SEN. COONS: Well, Andrea, I think you’re asking me about Pakistan and a vote that the appropriations subcommittee took about our aid program to Pakistan. We have a very important but very conflicted relationship with Pakistan. Obviously, they’re closing off supply routes to our soldiers while they’re in the field fighting for freedom in Afghanistan is an enormous source of frustration, and it’s, in part, in response to an incident that the Pakistanis took great offense to. We need to find ways that we can sustain this critical relationship both for the region, for our troops that are still in the field in Afghanistan and for long-term security, but we shouldn’t continue to give them assistance without any regard to what they are doing that puts our national security and our troops at threat. So I believe members of the Senate have tried to send a strong signal that the relationship with Pakistan has to be a two-way street and that that route in and out of Afghanistan needs to open.
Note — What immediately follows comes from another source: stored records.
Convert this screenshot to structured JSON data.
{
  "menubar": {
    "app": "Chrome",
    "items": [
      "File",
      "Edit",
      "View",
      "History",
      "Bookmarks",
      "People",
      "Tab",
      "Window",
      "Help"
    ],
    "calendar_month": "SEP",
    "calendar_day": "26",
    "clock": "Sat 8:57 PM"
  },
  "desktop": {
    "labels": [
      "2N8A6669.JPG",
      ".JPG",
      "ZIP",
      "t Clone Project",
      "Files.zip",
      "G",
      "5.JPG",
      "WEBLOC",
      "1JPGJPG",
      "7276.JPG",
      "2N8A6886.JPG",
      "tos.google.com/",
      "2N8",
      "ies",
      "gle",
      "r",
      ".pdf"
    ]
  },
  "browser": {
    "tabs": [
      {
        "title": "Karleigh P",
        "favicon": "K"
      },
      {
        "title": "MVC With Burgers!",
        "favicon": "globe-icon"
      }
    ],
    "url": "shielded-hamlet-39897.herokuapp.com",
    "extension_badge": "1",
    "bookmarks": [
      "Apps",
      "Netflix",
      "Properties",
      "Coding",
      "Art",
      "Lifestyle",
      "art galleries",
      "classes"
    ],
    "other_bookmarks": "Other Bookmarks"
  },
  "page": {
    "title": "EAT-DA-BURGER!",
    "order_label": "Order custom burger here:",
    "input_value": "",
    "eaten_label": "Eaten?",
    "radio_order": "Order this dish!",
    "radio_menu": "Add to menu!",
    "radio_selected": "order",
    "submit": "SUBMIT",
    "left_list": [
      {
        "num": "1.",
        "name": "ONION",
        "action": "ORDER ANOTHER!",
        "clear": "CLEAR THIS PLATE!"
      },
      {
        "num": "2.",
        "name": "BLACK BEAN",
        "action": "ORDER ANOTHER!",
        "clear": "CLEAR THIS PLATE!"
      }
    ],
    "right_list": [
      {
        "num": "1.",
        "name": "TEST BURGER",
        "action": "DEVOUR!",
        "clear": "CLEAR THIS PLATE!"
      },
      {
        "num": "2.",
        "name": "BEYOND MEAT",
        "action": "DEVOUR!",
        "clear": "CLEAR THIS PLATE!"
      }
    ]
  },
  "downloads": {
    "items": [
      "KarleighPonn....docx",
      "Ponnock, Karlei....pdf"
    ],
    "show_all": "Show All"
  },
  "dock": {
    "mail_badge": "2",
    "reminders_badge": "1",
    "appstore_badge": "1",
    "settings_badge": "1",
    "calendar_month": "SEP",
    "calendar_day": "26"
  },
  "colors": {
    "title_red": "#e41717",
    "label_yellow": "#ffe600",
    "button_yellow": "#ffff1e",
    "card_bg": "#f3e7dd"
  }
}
Joint Press Availability – Secretary of State, Hillary Clinton
Thursday, May 24, 2012
Lastly on the conviction of Dr. Shakil Afridi in Pakistan, as I’ve said before, the United States does not believe there is any basis for holding Dr. Afridi. We regret both the fact that he was convicted and the severity of his sentence. His help, after all, was instrumental in taking down one of the world’s most notorious murderers. That was clearly in Pakistan’s interests as well as ours and the rest of the world. This action by Dr. Afridi to help bring about the end of reign of terror designed and executed by bin Laden was not in any way a betrayal of Pakistan. And we have made that very well known, and we will continue to press it with the government of Pakistan.
White House Press Gaggle
Q: On Pakistan, there have been two drones in the past couple days. Do those attacks, given the Pakistanis’ objections to these attacks, undermine progress on the trade routes?
MR. CARNEY: I’m not in a position to talk about methods and the like. I can simply say that we – - on the GLOCs, that we’ve been in conversations with and consultations with the Pakistanis on resolving this issue. The Pakistani government has made clear that they want to resolve it; we obviously do as well. And we expect that it will be resolved.
Q: Another one on Pakistan. The doctor who aided the CIA on the OBL raid got a 33-year sentence. I was wondering if the administration had any reaction to that sentence, and whether there’s any effort to try to encourage the Pakistanis to shorten the sentence or perhaps dismiss it.
MR. CARNEY: I think Secretaries Panetta and Clinton have made comments about this. I would simply say that our views have not changed and we continue to see no basis for Dr. Afridi to be held. I think it’s an important point that any assistance provided by anyone in the effort to bring Osama bin Laden to justice was assistance not against Pakistan, but against al Qaeda and against Osama bin Laden.